Но – что касается других:
всех тех, которых нет,
которых не было,
которых много было –
то если больно им
глядеть на этот свет
и если это важно вам – спасибо.
REMAKE – REMIX 2
(заключение)
ВОТ Я СТОЮ ПЕРЕД ВАМИ,
ПРОСТОЙ РУССКИЙ МУЖИК,
ЖИЗНЬЮ БИТЫЙ,
СОБОЮ, КАК ВОДИТСЯ, ЛОМАННЫЙ –
ВОТ СТОЮ Я И ДУМАЮ:
а ведь нету претензий нету обид
все что могло – все стряслось
а что не сложилась
как-то иначе моя ненаглядная жизнь –
ну не сложилась
ЗАТО –
КТО-ТО ЗАВИДУЕТ МНЕ,
КТО-ТО БОИТСЯ,
А МНОГИЕ ДАЖЕ МЕНЯ УВАЖАЮТ.
Как это мне удается –
мне неизвестно.
май – ноябрь 2000
Ну так здравствуй,
моя дорогая тупая черешня!
Я ведь раньше не думал,
что мой возмутительный прах –
это родины прах.
(...этот яростный, сливочный, нежный...)
Он, как ветер, весной –
Застревает в цветных волосах.
Землею пахла, воздухом пылила,
а выпила меня и отпустила
(ну, вот и пусть сама в земле лежит).
У молодости безобразный вид,
когда она уже остыла.
Да и без нас уже напичкана по горло
земля, как курица, но вот приснилось мне,
что мой отец (точнее, папа) умер
и на прощанье – озверел во мне.
Как колобок, вертящийся, паскудный,
все прыг да скок по венам и рукам,
а мне вдруг кажется, что я его забуду,
а мне вдруг кажется, что я его отдам.
И как ни гадок мне его затылок,
но я хочу его схватить – и не могу,
и он летит, как розовый обмылок,
выскальзывая с криком в темноту.
Вот так и я уйду (и на здоровье),
и ты уйдешь – провалишься к цветам,
но все равно всей невозможной кожей
услышу я (и ты услышишь тоже):
Я тебя никогда не забуду, о боже, боже.
Я тебя все равно никогда никому не отдам.

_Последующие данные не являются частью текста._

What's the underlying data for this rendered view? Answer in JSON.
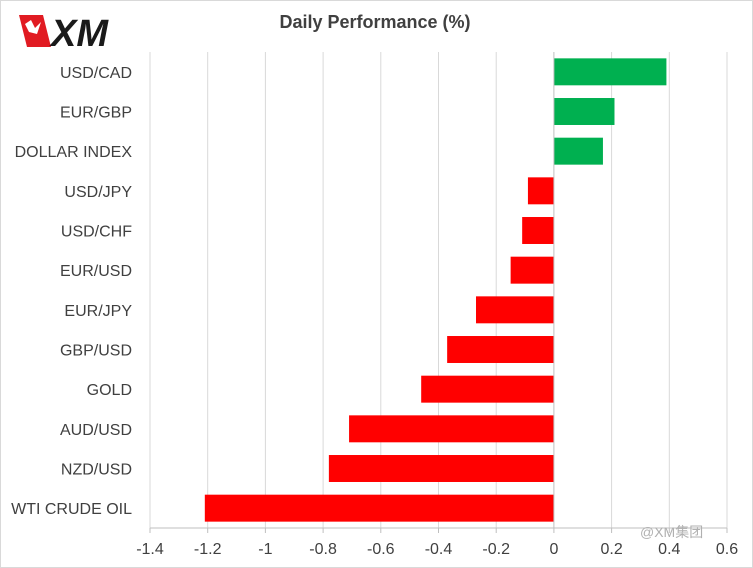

Я ведь знаю, что вроде любил, любил меня кто-то из вас,
но вот что интересно – о, Боже мой, Боже, – отвсюду:
из всех, из цветных, из цветочных, распахнутых каш —
я-то тебя никогда-никогда не забуду,
ты же меня – никогда никому не отдашь.
Я говорю –
из такой очевидной пурги,
из черешен таких, из такого расцветшего чуда:
госпидя, боже ты мой, я тебе никогда не забуду
ни поганую мякоть мою, ни шершавые руки – твои.
Но зато – по молочной реке,
по кисельным твоим берегам,
убираясь в зеленый подвал
под цветную весеннюю груду —
так, как я под тобою, никто никогда не лежал.
Я тебя все равно, все равно никогда не забуду.
полстолетья спустя без посвященья
И ЧТОБЫ ЖИЗНЬ ТВОЯ ВСЮ ЖИЗНЬ СТОЙМЯ СТОЯЛА
ОДНИМ УПРУГИМ И ЦВЕТУЩИМ КУБОМ
И ЧТОБЫ ВСЕ ЭТО ТВОЕЙ МОГИЛОЙ СТАЛО,
НО ТОЛЬКО Я ТВОЕЙ МОГИЛОЙ БУДУ.
Это я —
в середине весны, в твердой памяти, в трезвом уме,
через головы всех,
из сухого бумажного ада —
это я – так свободно —
к тебе обращаюсь,
к тебе,
от которого мне – ничего, кроме жажды, не надо.
Потому что сейчас —
через почки и глыбы идя,
из-под почек и глыб – я сейчас так отчетливо знаю,
что из всех претендентов
ты – все ж таки выбрал – меня,
потому что я старше тебя и себя защищать не желаю.